Dihajar Pandawa

Senin, 27 Februari 2017 - 06:01 WIB
Dihajar Pandawa
Dihajar Pandawa
A A A
LUKAS SETIA ATMAJA
Financial Expert - Prasetiya Mulya Business School
Vice Chairman-Indonesian Institute for Corporate Directorship (IICD)


SIAPA tidak kenal Pandawa? Yudistira, Bima, Arjuna, Nakula dan Sadewa. Bagaimana kalau Salman Nuryanto? Oh, ia adalah bos Pandawa Group yang nilai investasinya mencapai Rp3 triliun.

Duit sebanyak itu bisa untuk membangun 1/5 proyek MRT Tahap I di Jakarta. Nuryanto pernah menjadi tukang bubur selama 20 tahun, kemudian menjadi sales obat herbal.

Entah mendapat inspirasi dari mana, sejak 2015 Nuryanto mulai menawarkan investasi yang menawarkan imbal hasil 10% per bulan melalui Koperasi Simpan Pinjam (KSP) Pandawa Mandiri Group.

Bisnis ”money game” ini jauh lebih lezat daripada bubur ayam. Model bisnisnya sederhana, ia menggunakan sistem multilevel marketing (MLM) untuk menggaet anggota baru. Bagaimana mesin uang untuk membayar bunga selangit tersebut bekerja?

Dana investor akan dipinjamkan kepada UKM dengan bunga 20% per bulan. Setengah dari keuntungan diberikan kepada investor. Jenius bukan? Nuryanto-pun tidak lupa membenahi penampilan dan namanya. Ia tambahkan nama depan Salman, dan berdandan bak Pangeran Diponegoro.

Nyatanya, jumlah investor Pandawa Group tumbuh bagai jamur pada musim hujan. Para investor tidak lagi bisa berpikir apakah masuk akal UKM bersedia meminjam uang dengan bunga 20% per bulan.
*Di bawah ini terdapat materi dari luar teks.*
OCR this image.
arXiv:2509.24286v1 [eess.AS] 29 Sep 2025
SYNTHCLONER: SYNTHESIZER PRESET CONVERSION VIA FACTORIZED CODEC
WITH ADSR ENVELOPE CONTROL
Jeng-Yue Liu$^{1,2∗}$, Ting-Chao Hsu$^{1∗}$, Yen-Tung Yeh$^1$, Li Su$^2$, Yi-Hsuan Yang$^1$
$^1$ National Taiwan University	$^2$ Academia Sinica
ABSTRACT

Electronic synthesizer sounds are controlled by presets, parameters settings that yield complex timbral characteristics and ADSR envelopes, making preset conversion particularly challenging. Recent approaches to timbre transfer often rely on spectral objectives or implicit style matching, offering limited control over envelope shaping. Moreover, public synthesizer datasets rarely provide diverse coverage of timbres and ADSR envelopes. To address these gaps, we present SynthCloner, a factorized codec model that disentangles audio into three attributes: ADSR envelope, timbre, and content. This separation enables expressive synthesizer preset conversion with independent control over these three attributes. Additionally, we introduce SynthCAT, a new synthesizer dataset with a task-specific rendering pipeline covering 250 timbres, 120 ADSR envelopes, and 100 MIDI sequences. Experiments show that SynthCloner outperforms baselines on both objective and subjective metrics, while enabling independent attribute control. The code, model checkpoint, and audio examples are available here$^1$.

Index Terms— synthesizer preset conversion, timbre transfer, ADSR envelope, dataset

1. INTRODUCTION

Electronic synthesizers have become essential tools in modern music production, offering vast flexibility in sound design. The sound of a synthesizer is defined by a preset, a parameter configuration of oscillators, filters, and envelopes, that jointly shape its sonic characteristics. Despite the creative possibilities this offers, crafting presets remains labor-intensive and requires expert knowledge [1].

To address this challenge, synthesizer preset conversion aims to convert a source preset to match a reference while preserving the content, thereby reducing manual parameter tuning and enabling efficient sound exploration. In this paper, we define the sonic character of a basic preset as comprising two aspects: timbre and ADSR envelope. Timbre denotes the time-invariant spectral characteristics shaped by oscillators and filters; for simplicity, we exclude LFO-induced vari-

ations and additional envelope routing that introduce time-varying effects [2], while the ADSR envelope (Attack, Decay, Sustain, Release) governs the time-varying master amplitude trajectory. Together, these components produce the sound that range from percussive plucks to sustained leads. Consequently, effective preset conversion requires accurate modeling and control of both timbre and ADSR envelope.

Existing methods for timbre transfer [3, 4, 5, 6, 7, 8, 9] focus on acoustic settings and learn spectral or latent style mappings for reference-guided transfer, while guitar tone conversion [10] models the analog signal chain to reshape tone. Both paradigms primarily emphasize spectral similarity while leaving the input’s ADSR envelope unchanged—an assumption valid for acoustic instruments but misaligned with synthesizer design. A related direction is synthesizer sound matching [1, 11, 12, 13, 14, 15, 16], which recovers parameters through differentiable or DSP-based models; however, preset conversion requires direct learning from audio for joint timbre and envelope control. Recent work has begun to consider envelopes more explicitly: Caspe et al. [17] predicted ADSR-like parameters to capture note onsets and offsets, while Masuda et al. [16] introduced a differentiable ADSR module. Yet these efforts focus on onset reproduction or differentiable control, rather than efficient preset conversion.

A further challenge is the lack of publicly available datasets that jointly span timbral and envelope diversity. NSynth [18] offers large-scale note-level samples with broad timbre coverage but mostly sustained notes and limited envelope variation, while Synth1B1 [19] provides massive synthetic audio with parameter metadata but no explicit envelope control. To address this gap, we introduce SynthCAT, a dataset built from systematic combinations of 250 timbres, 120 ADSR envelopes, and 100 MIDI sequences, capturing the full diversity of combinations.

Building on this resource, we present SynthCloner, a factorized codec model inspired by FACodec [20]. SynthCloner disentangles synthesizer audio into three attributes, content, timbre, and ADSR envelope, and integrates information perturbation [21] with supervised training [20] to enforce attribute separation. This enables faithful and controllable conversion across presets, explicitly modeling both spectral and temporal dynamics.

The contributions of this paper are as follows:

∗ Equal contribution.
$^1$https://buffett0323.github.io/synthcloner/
Mereka lupa berhitung, ada berapa UKM yang bisa menyerap dana investor yang terus membengkak.

Di benak mereka hanya ada bayangan indah besaran imbal hasil yang bakal diterima pada akhir bulan. Jurus yang dipakai Salman Nuryanto adalah jurus jadul, yakni Skema Ponzi atau struktur piramida alias arisan berantai. Intinya, duit investor tidak digunakan untuk berinvestasi, tetapi untuk membayar imbal hasil atau bunga yang dijanjikan.

Jadi, sebenarnya investor Pandawa menikmati imbal hasil dari duit mereka sendiri! Ketika duit ini habis, perlu dicarikan investor (korban) baru untuk membayari imbal hasil tersebut. Ketika dana investor baru yang masuk tidak lagi cukup untuk membayar imbal hasil bagi seluruh anggota, bangunan piramida akan roboh.

Mengapa kasus investasi bodong di negeri ini semakin marak? Menurut survei tentang financial literacy yang dilakukan VISA pada 2012, dari 28 negara, Indonesia berada di posisi nomor dua dari belakang. Bahkan, untuk financial literacy pada kaum wanita, Indonesia menempati urutan paling buncit. Ini sungguh memprihatinkan karena wanita biasanya berperan sebagai pengatur keuangan keluarga.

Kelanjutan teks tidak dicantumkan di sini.